Canada’s merger court asked the competition bureau to pay about C$13 million ($9.58 million) to Rogers Communications and Shaw Communications for the lengthy court battle after its failed attempt to block the telecom firms’ C$20-billion merger.

  • Canada’s competition laws are a joke. All Rogers/Shaw had to do was to prove that the merger would be profitable for themselves.

    That’s it. For the merger to be approved, they had to prove it would be profitable.

    Canada’s monopoly laws actively encourage monopolies.

    The country is a joke

  • The bureau’s biggest concern was the deal would lessen competition in a country where wireless bills are already among the highest in the world.

    In March, Canada approved Rogers’ buyout of Shaw Communications after securing binding commitments to pay financial penalties if it failed to create new jobs and invest to expand its network.

    “We’re concerned this blatant monopolization is going to cost Canadians more money on their basic services.”

    “Yeah, but if they throw a couple management positions in and hide their profits in ‘network investments’ (which may or may not include gobbling up even more service providers), then it’s all good, right?”

  • The back-story here: a couple of decades ago, Rogers decided to expand east after profitable regions, instead of being a western cable company in direct competition with Shaw. After they realized how much more money they were making, they then sold Western Canada holdings to Shaw.

    Fast forward to today, and these not-really-competing cable companies turned media conglomerates want to merge, leaving us with Telus and Bell as the competition.

  • This is the best summary I could come up with:


    Aug 29 (Reuters) - Canada’s merger court asked the competition bureau to pay about C$13 million ($9.58 million) to Rogers Communications (RCIb.TO) and Shaw Communications for the lengthy court battle after its failed attempt to block the telecom firms’ C$20-billion merger.
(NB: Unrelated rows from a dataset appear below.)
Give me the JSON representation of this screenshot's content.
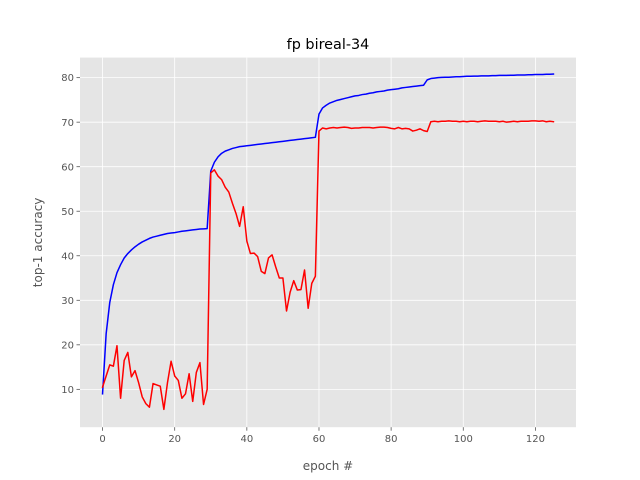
{
  "chart_data": {
    "type": "line",
    "title": "fp bireal-34",
    "xlabel": "epoch #",
    "ylabel": "top-1 accuracy",
    "xlim": [
      -6.25,
      131.25
    ],
    "ylim": [
      1.5,
      84.5
    ],
    "xticks": [
      0,
      20,
      40,
      60,
      80,
      100,
      120
    ],
    "yticks": [
      10,
      20,
      30,
      40,
      50,
      60,
      70,
      80
    ],
    "xtick_labels": [
      "0",
      "20",
      "40",
      "60",
      "80",
      "100",
      "120"
    ],
    "ytick_labels": [
      "10",
      "20",
      "30",
      "40",
      "50",
      "60",
      "70",
      "80"
    ],
    "grid": true,
    "style": "ggplot",
    "series": [
      {
        "color": "#0000ff",
        "x": [
          0,
          1,
          2,
          3,
          4,
          5,
          6,
          7,
          8,
          9,
          10,
          11,
          12,
          13,
          14,
          15,
          16,
          17,
          18,
          19,
          20,
          21,
          22,
          23,
          24,
          25,
          26,
          27,
          28,
          29,
          30,
          31,
          32,
          33,
          34,
          35,
          36,
          37,
          38,
          39,
          40,
          41,
          42,
          43,
          44,
          45,
          46,
          47,
          48,
          49,
          50,
          51,
          52,
          53,
          54,
          55,
          56,
          57,
          58,
          59,
          60,
          61,
          62,
          63,
          64,
          65,
          66,
          67,
          68,
          69,
          70,
          71,
          72,
          73,
          74,
          75,
          76,
          77,
          78,
          79,
          80,
          81,
          82,
          83,
          84,
          85,
          86,
          87,
          88,
          89,
          90,
          91,
          92,
          93,
          94,
          95,
          96,
          97,
          98,
          99,
          100,
          101,
          102,
          103,
          104,
          105,
          106,
          107,
          108,
          109,
          110,
          111,
          112,
          113,
          114,
          115,
          116,
          117,
          118,
          119,
          120,
          121,
          122,
          123,
          124,
          125
        ],
        "y": [
          9.0,
          22.5,
          29.5,
          33.5,
          36.2,
          38.0,
          39.5,
          40.5,
          41.3,
          42.0,
          42.6,
          43.1,
          43.5,
          43.9,
          44.2,
          44.4,
          44.6,
          44.8,
          45.0,
          45.1,
          45.2,
          45.35,
          45.5,
          45.6,
          45.7,
          45.8,
          45.9,
          46.0,
          46.05,
          46.1,
          59.0,
          61.0,
          62.2,
          63.0,
          63.5,
          63.8,
          64.1,
          64.3,
          64.5,
          64.6,
          64.7,
          64.8,
          64.9,
          65.0,
          65.1,
          65.2,
          65.3,
          65.4,
          65.5,
          65.6,
          65.7,
          65.8,
          65.9,
          66.0,
          66.1,
          66.2,
          66.3,
          66.4,
          66.5,
          66.6,
          71.8,
          73.2,
          73.8,
          74.3,
          74.6,
          74.9,
          75.1,
          75.3,
          75.5,
          75.7,
          75.9,
          76.0,
          76.2,
          76.3,
          76.5,
          76.6,
          76.8,
          76.9,
          77.0,
          77.2,
          77.3,
          77.4,
          77.5,
          77.7,
          77.8,
          77.9,
          78.0,
          78.1,
          78.2,
          78.3,
          79.5,
          79.8,
          79.9,
          80.0,
          80.05,
          80.1,
          80.1,
          80.15,
          80.2,
          80.2,
          80.25,
          80.3,
          80.3,
          80.35,
          80.35,
          80.4,
          80.4,
          80.4,
          80.45,
          80.45,
          80.5,
          80.5,
          80.5,
          80.55,
          80.55,
          80.6,
          80.6,
          80.6,
          80.65,
          80.65,
          80.7,
          80.7,
          80.7,
          80.75,
          80.75,
          80.8
        ]
      },
      {
        "color": "#ff0000",
        "x": [
          0,
          1,
          2,
          3,
          4,
          5,
          6,
          7,
          8,
          9,
          10,
          11,
          12,
          13,
          14,
          15,
          16,
          17,
          18,
          19,
          20,
          21,
          22,
          23,
          24,
          25,
          26,
          27,
          28,
          29,
          30,
          31,
          32,
          33,
          34,
          35,
          36,
          37,
          38,
          39,
          40,
          41,
          42,
          43,
          44,
          45,
          46,
          47,
          48,
          49,
          50,
          51,
          52,
          53,
          54,
          55,
          56,
          57,
          58,
          59,
          60,
          61,
          62,
          63,
          64,
          65,
          66,
          67,
          68,
          69,
          70,
          71,
          72,
          73,
          74,
          75,
          76,
          77,
          78,
          79,
          80,
          81,
          82,
          83,
          84,
          85,
          86,
          87,
          88,
          89,
          90,
          91,
          92,
          93,
          94,
          95,
          96,
          97,
          98,
          99,
          100,
          101,
          102,
          103,
          104,
          105,
          106,
          107,
          108,
          109,
          110,
          111,
          112,
          113,
          114,
          115,
          116,
          117,
          118,
          119,
          120,
          121,
          122,
          123,
          124,
          125
        ],
        "y": [
          10.5,
          13.0,
          15.5,
          15.2,
          19.8,
          8.0,
          16.5,
          18.3,
          12.8,
          14.2,
          11.5,
          8.3,
          6.8,
          6.0,
          11.3,
          11.0,
          10.7,
          5.5,
          11.5,
          16.3,
          13.0,
          12.0,
          8.0,
          9.0,
          13.5,
          7.3,
          13.8,
          16.0,
          6.6,
          10.0,
          58.6,
          59.3,
          57.9,
          57.1,
          55.4,
          54.3,
          51.8,
          49.5,
          46.6,
          51.0,
          43.3,
          40.5,
          40.6,
          39.8,
          36.5,
          36.0,
          39.5,
          40.2,
          37.5,
          35.0,
          35.0,
          27.6,
          31.8,
          34.4,
          32.3,
          32.4,
          36.8,
          28.2,
          33.8,
          35.4,
          68.0,
          68.7,
          68.5,
          68.7,
          68.8,
          68.7,
          68.8,
          68.9,
          68.8,
          68.6,
          68.7,
          68.7,
          68.8,
          68.8,
          68.8,
          68.7,
          68.8,
          68.9,
          68.9,
          68.8,
          68.6,
          68.5,
          68.8,
          68.5,
          68.6,
          68.5,
          68.0,
          68.2,
          68.5,
          68.1,
          67.9,
          70.1,
          70.2,
          70.1,
          70.2,
          70.2,
          70.3,
          70.2,
          70.2,
          70.1,
          70.2,
          70.1,
          70.2,
          70.2,
          70.1,
          70.2,
          70.3,
          70.2,
          70.2,
          70.2,
          70.1,
          70.2,
          70.0,
          70.1,
          70.2,
          70.1,
          70.2,
          70.2,
          70.2,
          70.3,
          70.3,
          70.2,
          70.3,
          70.1,
          70.2,
          70.1
        ]
      }
    ]
  }
}
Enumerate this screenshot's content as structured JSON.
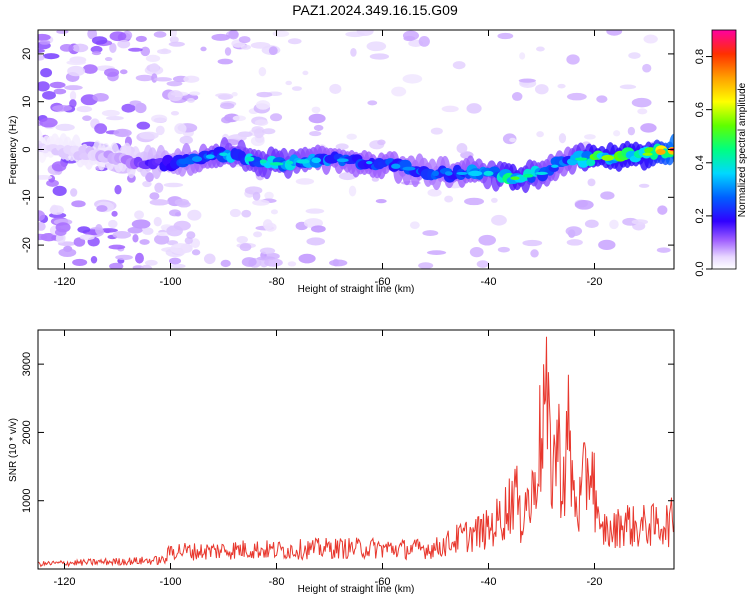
{
  "title": "PAZ1.2024.349.16.15.G09",
  "colors": {
    "snr_line": "#e8382e",
    "ridge": "#2a00ff",
    "background": "#ffffff"
  },
  "chart_data": [
    {
      "type": "heatmap",
      "title": "PAZ1.2024.349.16.15.G09",
      "xlabel": "Height of straight line (km)",
      "ylabel": "Frequency (Hz)",
      "xlim": [
        -125,
        -5
      ],
      "ylim": [
        -25,
        25
      ],
      "xticks": [
        -120,
        -100,
        -80,
        -60,
        -40,
        -20
      ],
      "yticks": [
        -20,
        -10,
        0,
        10,
        20
      ],
      "colorbar": {
        "label": "Normalized spectral amplitude",
        "range": [
          0,
          0.9
        ],
        "ticks": [
          0.0,
          0.2,
          0.4,
          0.6,
          0.8
        ],
        "colormap": "rainbow"
      },
      "ridge": {
        "x": [
          -125,
          -110,
          -100,
          -90,
          -80,
          -70,
          -60,
          -50,
          -40,
          -35,
          -30,
          -25,
          -20,
          -10,
          -5
        ],
        "frequency": [
          1,
          -2,
          -3,
          -1,
          -3,
          -2,
          -3,
          -5,
          -5,
          -6,
          -5,
          -2,
          -2,
          -1,
          0
        ],
        "peak_amplitude": [
          0.05,
          0.1,
          0.25,
          0.4,
          0.45,
          0.35,
          0.35,
          0.3,
          0.4,
          0.55,
          0.4,
          0.35,
          0.6,
          0.6,
          0.9
        ]
      }
    },
    {
      "type": "line",
      "xlabel": "Height of straight line (km)",
      "ylabel": "SNR (10 * v/v)",
      "xlim": [
        -125,
        -5
      ],
      "ylim": [
        0,
        3500
      ],
      "xticks": [
        -120,
        -100,
        -80,
        -60,
        -40,
        -20
      ],
      "yticks": [
        1000,
        2000,
        3000
      ],
      "series": [
        {
          "x": [
            -125,
            -120,
            -110,
            -101,
            -100,
            -95,
            -90,
            -85,
            -80,
            -75,
            -70,
            -65,
            -60,
            -55,
            -50,
            -47,
            -45,
            -43,
            -40,
            -38,
            -36,
            -35,
            -34,
            -33,
            -32,
            -31,
            -30,
            -29.3,
            -29,
            -28,
            -27,
            -26,
            -25.5,
            -25,
            -24,
            -23,
            -22,
            -21,
            -20.5,
            -20,
            -19.5,
            -19,
            -18,
            -17,
            -16,
            -15,
            -14,
            -12,
            -10,
            -8,
            -7,
            -6,
            -5
          ],
          "values": [
            100,
            120,
            150,
            180,
            380,
            350,
            380,
            400,
            380,
            400,
            420,
            420,
            420,
            400,
            420,
            550,
            650,
            700,
            800,
            1000,
            1300,
            1700,
            900,
            1500,
            1200,
            2200,
            2700,
            3500,
            3000,
            2000,
            2600,
            1800,
            2000,
            2800,
            1500,
            1200,
            1700,
            2100,
            2200,
            1600,
            1200,
            600,
            850,
            700,
            800,
            900,
            950,
            800,
            900,
            850,
            950,
            900,
            1000
          ]
        }
      ]
    }
  ]
}
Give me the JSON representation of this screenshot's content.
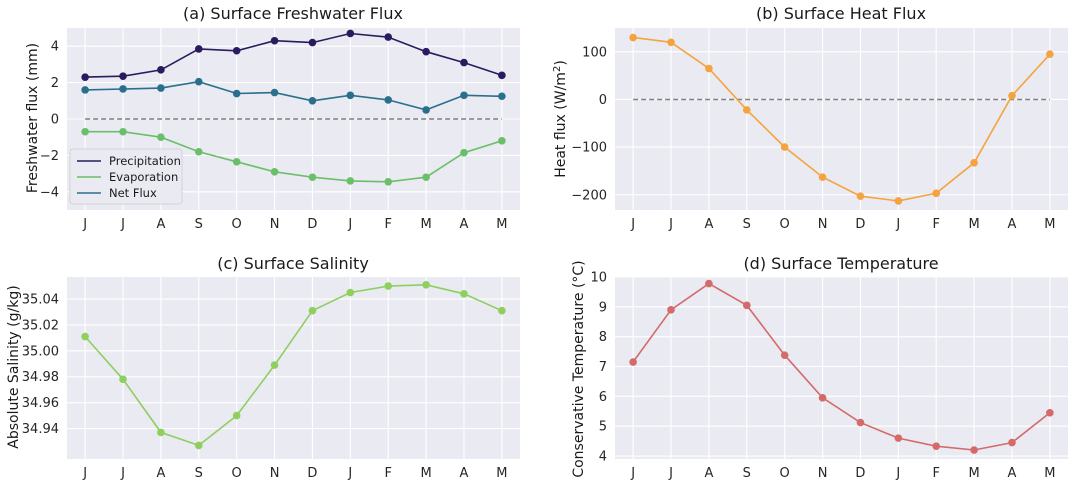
{
  "colors": {
    "panel_bg": "#EAEAF2",
    "grid": "#FFFFFF",
    "zero_line": "#808080",
    "precipitation": "#2A1A5E",
    "evaporation": "#6BBF6A",
    "net_flux": "#2A6F8C",
    "heat": "#F5A33E",
    "salinity": "#8ECF5E",
    "temperature": "#D46A6A"
  },
  "chart_data": [
    {
      "id": "freshwater",
      "type": "line",
      "title": "(a) Surface Freshwater Flux",
      "xlabel": "",
      "ylabel": "Freshwater flux (mm)",
      "categories": [
        "J",
        "J",
        "A",
        "S",
        "O",
        "N",
        "D",
        "J",
        "F",
        "M",
        "A",
        "M"
      ],
      "ylim": [
        -5,
        5
      ],
      "yticks": [
        -4,
        -2,
        0,
        2,
        4
      ],
      "ytick_labels": [
        "−4",
        "−2",
        "0",
        "2",
        "4"
      ],
      "grid": true,
      "zero_line": true,
      "legend_position": "lower-left",
      "series": [
        {
          "name": "Precipitation",
          "color": "#2A1A5E",
          "values": [
            2.3,
            2.35,
            2.7,
            3.85,
            3.75,
            4.3,
            4.2,
            4.7,
            4.5,
            3.7,
            3.1,
            2.4
          ]
        },
        {
          "name": "Evaporation",
          "color": "#6BBF6A",
          "values": [
            -0.7,
            -0.7,
            -1.0,
            -1.8,
            -2.35,
            -2.9,
            -3.2,
            -3.4,
            -3.45,
            -3.2,
            -1.85,
            -1.2
          ]
        },
        {
          "name": "Net Flux",
          "color": "#2A6F8C",
          "values": [
            1.6,
            1.65,
            1.7,
            2.05,
            1.4,
            1.45,
            1.0,
            1.3,
            1.05,
            0.5,
            1.3,
            1.25
          ]
        }
      ]
    },
    {
      "id": "heat",
      "type": "line",
      "title": "(b) Surface Heat Flux",
      "xlabel": "",
      "ylabel": "Heat flux (W/m",
      "ylabel_sup": "2",
      "ylabel_end": ")",
      "categories": [
        "J",
        "J",
        "A",
        "S",
        "O",
        "N",
        "D",
        "J",
        "F",
        "M",
        "A",
        "M"
      ],
      "ylim": [
        -232,
        150
      ],
      "yticks": [
        -200,
        -100,
        0,
        100
      ],
      "ytick_labels": [
        "−200",
        "−100",
        "0",
        "100"
      ],
      "grid": true,
      "zero_line": true,
      "series": [
        {
          "color": "#F5A33E",
          "values": [
            130,
            120,
            65,
            -22,
            -100,
            -163,
            -203,
            -213,
            -197,
            -133,
            8,
            95
          ]
        }
      ]
    },
    {
      "id": "salinity",
      "type": "line",
      "title": "(c) Surface Salinity",
      "xlabel": "",
      "ylabel": "Absolute Salinity (g/kg)",
      "categories": [
        "J",
        "J",
        "A",
        "S",
        "O",
        "N",
        "D",
        "J",
        "F",
        "M",
        "A",
        "M"
      ],
      "ylim": [
        34.9165,
        35.057
      ],
      "yticks": [
        34.94,
        34.96,
        34.98,
        35.0,
        35.02,
        35.04
      ],
      "ytick_labels": [
        "34.94",
        "34.96",
        "34.98",
        "35.00",
        "35.02",
        "35.04"
      ],
      "grid": true,
      "zero_line": false,
      "series": [
        {
          "color": "#8ECF5E",
          "values": [
            35.011,
            34.978,
            34.937,
            34.927,
            34.95,
            34.989,
            35.031,
            35.045,
            35.05,
            35.051,
            35.044,
            35.031
          ]
        }
      ]
    },
    {
      "id": "temperature",
      "type": "line",
      "title": "(d) Surface Temperature",
      "xlabel": "",
      "ylabel": "Conservative Temperature (°C)",
      "categories": [
        "J",
        "J",
        "A",
        "S",
        "O",
        "N",
        "D",
        "J",
        "F",
        "M",
        "A",
        "M"
      ],
      "ylim": [
        3.9,
        10.0
      ],
      "yticks": [
        4,
        5,
        6,
        7,
        8,
        9,
        10
      ],
      "ytick_labels": [
        "4",
        "5",
        "6",
        "7",
        "8",
        "9",
        "10"
      ],
      "grid": true,
      "zero_line": false,
      "series": [
        {
          "color": "#D46A6A",
          "values": [
            7.15,
            8.9,
            9.78,
            9.05,
            7.38,
            5.95,
            5.12,
            4.6,
            4.33,
            4.2,
            4.45,
            5.45
          ]
        }
      ]
    }
  ]
}
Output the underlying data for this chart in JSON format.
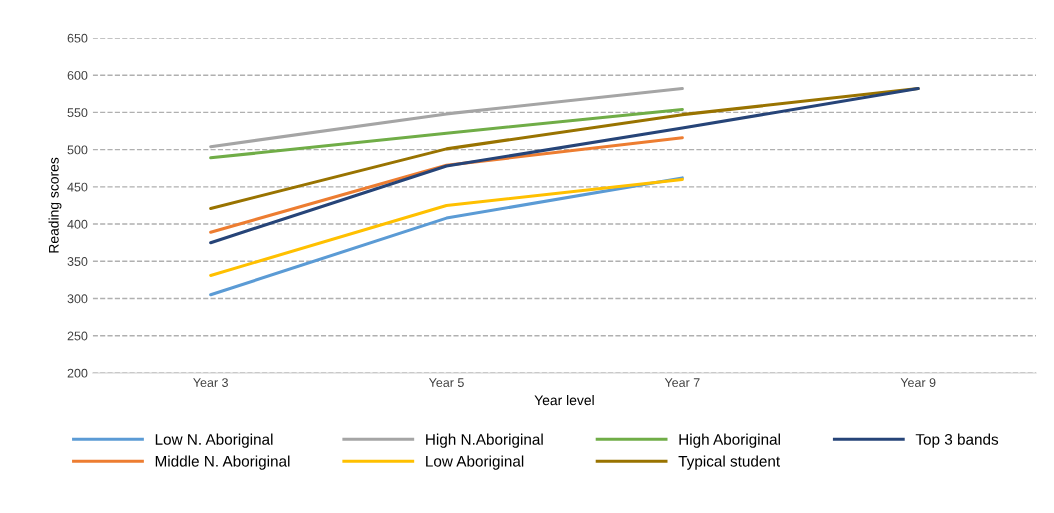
{
  "chart_data": {
    "type": "line",
    "xlabel": "Year level",
    "ylabel": "Reading scores",
    "categories": [
      "Year 3",
      "Year 5",
      "Year 7",
      "Year 9"
    ],
    "series": [
      {
        "name": "Low N. Aboriginal",
        "color": "#5b9bd5",
        "values": [
          305,
          408,
          462,
          null
        ]
      },
      {
        "name": "Middle N. Aboriginal",
        "color": "#ed7d31",
        "values": [
          389,
          479,
          516,
          null
        ]
      },
      {
        "name": "High N.Aboriginal",
        "color": "#a5a5a5",
        "values": [
          504,
          548,
          582,
          null
        ]
      },
      {
        "name": "Low Aboriginal",
        "color": "#ffc000",
        "values": [
          331,
          425,
          460,
          null
        ]
      },
      {
        "name": "High Aboriginal",
        "color": "#70ad47",
        "values": [
          489,
          522,
          554,
          null
        ]
      },
      {
        "name": "Typical student",
        "color": "#997300",
        "values": [
          421,
          501,
          547,
          582
        ]
      },
      {
        "name": "Top 3 bands",
        "color": "#264478",
        "values": [
          375,
          478,
          529,
          582
        ]
      }
    ],
    "ylim": [
      200,
      650
    ],
    "yticks": [
      200,
      250,
      300,
      350,
      400,
      450,
      500,
      550,
      600,
      650
    ],
    "grid": "y",
    "legend": "bottom",
    "marker": "none",
    "line_style": "solid"
  }
}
    The Competition Tribunal, Canada’s merger court, in a ruling dated Aug. 28 said the Commissioner of Competition Matthew Boswell’s approach to block the deal was “unreasonable”.

    The companies maintained that Boswell “adopted an unnecessarily contentious approach throughout the litigation, which significantly increased the costs that they were required to incur,” the tribunal said.

    The Rogers-Shaw merger had faced intense opposition from Canada’s antitrust regulator whose efforts to block it were rejected by the Competition Tribunal and a Canadian court.

    The bureau’s biggest concern was the deal would lessen competition in a country where wireless bills are already among the highest in the world.

    In March, Canada approved Rogers’ buyout of Shaw Communications after securing binding commitments to pay financial penalties if it failed to create new jobs and invest to expand its network.